Artifact 2: Third Gender
My assigned third gender were the Hijra. Located in India, the second most populated country in the world, the Hijra are another example of the many prevalent South Asian transgender cultures. However, as of recently they have gained rights not seen elsewhere. Part of this phenomenon extends from the high place the Hijra used to hold in the ancient courts of India. Connected to the religious atmosphere of India, Hijra were looked at with respect and honor for thousands of years. Seen almost as emissaries from the gods, it was the common practice to gain permission, request royal advice, or ask for marriage blessings from the Hijra. However, as time progressed and the world became more “modern” the Hijra became disdained and forced to take a backseat in Indian culture. Markedly, this shift occured under British rule in the late 1800s. To call yourself a Hijra in today’s culture would bring dishonor on your entire family. As a result, many who claim this are forced to leave their homes permanently. Many are then unable to find work since nobody wants to hire a Hijra; this forces this estranged group of people to flee to prostitution, often getting kicked out of establishments or sexually assaulted in the streets. This happens most often in the cities of India. However, if a Hijra travels far away from the cities they may find specifically Hijra communities led by a female guru where they can live the way they want as who they want to be. On Tuesday, April 15, 2014, India declared Hijra as an official third gender. Despite the breakthroughs they have made with the law, some still do not fully feel safe. Others choose not to identify as that third gender at all.
Help Received: Refinery 29 video on Canvas, “Hijra: India’s third gender claims its place in law” by Homa Khaleeli .
https://www.theguardian.com/society/2014/apr/16/india-third-gender-claims-place-in-law
Artifact 1: Sex v. Gender
Sex has been defined by scientists (and presented in class) as the anatomic and physiological differences between males and females. It is assigned by the doctor at birth based on the external genitalia, but is actually a combination of bodily characteristics including chromosomes, hormones, internal/external reproductive organs, and secondary sex characteristics. Gender, however, are the roles and social identities of an individual that are not necessarily tied to biological characteristics.

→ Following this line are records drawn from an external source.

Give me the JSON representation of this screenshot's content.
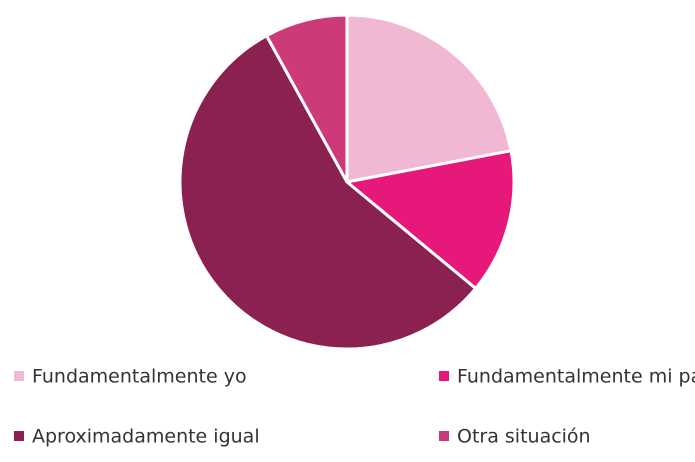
{
  "chart_data": {
    "type": "pie",
    "categories": [
      "Fundamentalmente yo",
      "Fundamentalmente mi pareja",
      "Aproximadamente igual",
      "Otra situación"
    ],
    "values": [
      22,
      14,
      56,
      8
    ],
    "colors": [
      "#f0b8d2",
      "#e6197a",
      "#8b2150",
      "#cc3a7a"
    ]
  }
}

Gender contains three dimensions: psychological, the internal sense of being a boy or girl; social, the beliefs about gender roles and community affilations; and behavioral, the expression of one’s identity through appearance, action, and perception.

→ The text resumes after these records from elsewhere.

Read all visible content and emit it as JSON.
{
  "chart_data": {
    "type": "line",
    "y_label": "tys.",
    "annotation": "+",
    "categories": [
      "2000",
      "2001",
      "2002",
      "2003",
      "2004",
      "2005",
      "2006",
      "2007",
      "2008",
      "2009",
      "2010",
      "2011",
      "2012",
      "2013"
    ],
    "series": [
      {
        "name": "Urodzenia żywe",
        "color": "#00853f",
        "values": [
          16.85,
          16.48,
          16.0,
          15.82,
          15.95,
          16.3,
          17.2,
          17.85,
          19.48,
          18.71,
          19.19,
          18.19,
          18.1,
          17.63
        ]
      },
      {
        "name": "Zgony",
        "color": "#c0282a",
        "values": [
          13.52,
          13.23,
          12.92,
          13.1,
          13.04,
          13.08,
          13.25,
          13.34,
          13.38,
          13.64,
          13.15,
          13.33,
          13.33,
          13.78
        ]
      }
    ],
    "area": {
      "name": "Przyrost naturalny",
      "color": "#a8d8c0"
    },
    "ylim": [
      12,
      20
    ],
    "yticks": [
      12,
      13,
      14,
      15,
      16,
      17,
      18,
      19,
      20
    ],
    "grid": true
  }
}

Unfortunately, Western society has connected gender to sex. As was jokingly represented by Whitney Darrow, there are certain things that penises do and certain things that vaginas do. As a man, you are the strong hero who provides for the family wearing only pants and not wearing pink (which is a modern development). As a woman, you are the weak heroine who lives to be rescued, cooks, and lives to make her husband happy wearing pink and dresses, taking no leadership positions.

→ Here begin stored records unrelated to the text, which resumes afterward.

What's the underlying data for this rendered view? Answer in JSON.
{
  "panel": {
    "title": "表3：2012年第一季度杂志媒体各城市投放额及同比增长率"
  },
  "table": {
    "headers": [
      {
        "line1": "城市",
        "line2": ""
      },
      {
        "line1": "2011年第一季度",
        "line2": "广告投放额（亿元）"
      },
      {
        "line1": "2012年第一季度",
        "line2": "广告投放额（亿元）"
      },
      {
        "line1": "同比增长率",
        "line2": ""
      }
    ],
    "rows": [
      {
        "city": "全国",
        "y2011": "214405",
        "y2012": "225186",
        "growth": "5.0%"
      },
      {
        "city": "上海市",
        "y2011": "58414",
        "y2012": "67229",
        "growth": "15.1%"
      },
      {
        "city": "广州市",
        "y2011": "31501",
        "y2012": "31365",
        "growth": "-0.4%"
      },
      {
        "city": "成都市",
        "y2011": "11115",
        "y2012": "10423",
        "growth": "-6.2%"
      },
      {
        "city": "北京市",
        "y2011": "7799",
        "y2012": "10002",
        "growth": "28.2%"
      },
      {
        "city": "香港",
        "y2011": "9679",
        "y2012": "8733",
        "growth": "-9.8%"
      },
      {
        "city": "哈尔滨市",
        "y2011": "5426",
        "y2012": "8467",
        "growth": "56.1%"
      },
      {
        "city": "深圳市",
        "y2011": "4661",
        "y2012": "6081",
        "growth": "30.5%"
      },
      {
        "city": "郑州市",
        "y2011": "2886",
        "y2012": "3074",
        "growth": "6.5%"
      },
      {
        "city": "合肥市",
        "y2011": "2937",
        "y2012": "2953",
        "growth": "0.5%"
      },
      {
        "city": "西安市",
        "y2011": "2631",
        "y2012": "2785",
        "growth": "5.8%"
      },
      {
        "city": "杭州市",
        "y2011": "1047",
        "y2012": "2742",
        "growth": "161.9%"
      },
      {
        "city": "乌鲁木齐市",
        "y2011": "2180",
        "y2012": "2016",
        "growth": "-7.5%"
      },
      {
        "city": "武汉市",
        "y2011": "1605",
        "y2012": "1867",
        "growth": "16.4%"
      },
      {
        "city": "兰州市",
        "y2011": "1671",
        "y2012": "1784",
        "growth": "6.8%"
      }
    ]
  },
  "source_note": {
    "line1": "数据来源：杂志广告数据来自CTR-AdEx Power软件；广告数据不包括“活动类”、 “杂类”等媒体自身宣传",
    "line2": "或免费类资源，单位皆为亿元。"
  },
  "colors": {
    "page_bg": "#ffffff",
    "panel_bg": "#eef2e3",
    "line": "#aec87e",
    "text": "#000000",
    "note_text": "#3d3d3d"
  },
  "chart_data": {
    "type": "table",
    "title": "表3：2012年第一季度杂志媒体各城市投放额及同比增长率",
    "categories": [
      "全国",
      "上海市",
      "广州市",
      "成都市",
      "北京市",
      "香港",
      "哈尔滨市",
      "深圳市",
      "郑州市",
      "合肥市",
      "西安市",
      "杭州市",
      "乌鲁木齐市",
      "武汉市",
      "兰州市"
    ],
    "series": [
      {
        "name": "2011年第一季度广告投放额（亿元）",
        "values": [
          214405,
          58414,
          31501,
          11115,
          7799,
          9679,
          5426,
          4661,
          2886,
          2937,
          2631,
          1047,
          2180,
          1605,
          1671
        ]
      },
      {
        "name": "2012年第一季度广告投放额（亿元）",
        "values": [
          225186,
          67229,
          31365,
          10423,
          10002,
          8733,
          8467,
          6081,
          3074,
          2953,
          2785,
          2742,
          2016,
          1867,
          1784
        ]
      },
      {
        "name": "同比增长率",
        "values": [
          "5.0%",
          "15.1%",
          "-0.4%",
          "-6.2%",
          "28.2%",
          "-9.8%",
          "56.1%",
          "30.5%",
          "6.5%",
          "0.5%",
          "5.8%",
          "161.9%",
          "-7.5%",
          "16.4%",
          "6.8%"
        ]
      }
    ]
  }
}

During this phase in history, we the people need to work hard to severe the connections between sex and gender. So many of our society’s issues today stem from our inability to divide the soul from the body. This concept of the soul being separate from the body, by the way, can be argued from a Christian perspective. As soon as we recognize that the personalities and identities of individuals do not necessarily stem from their biological parts; to pretend otherwise is to limit the growth of our country.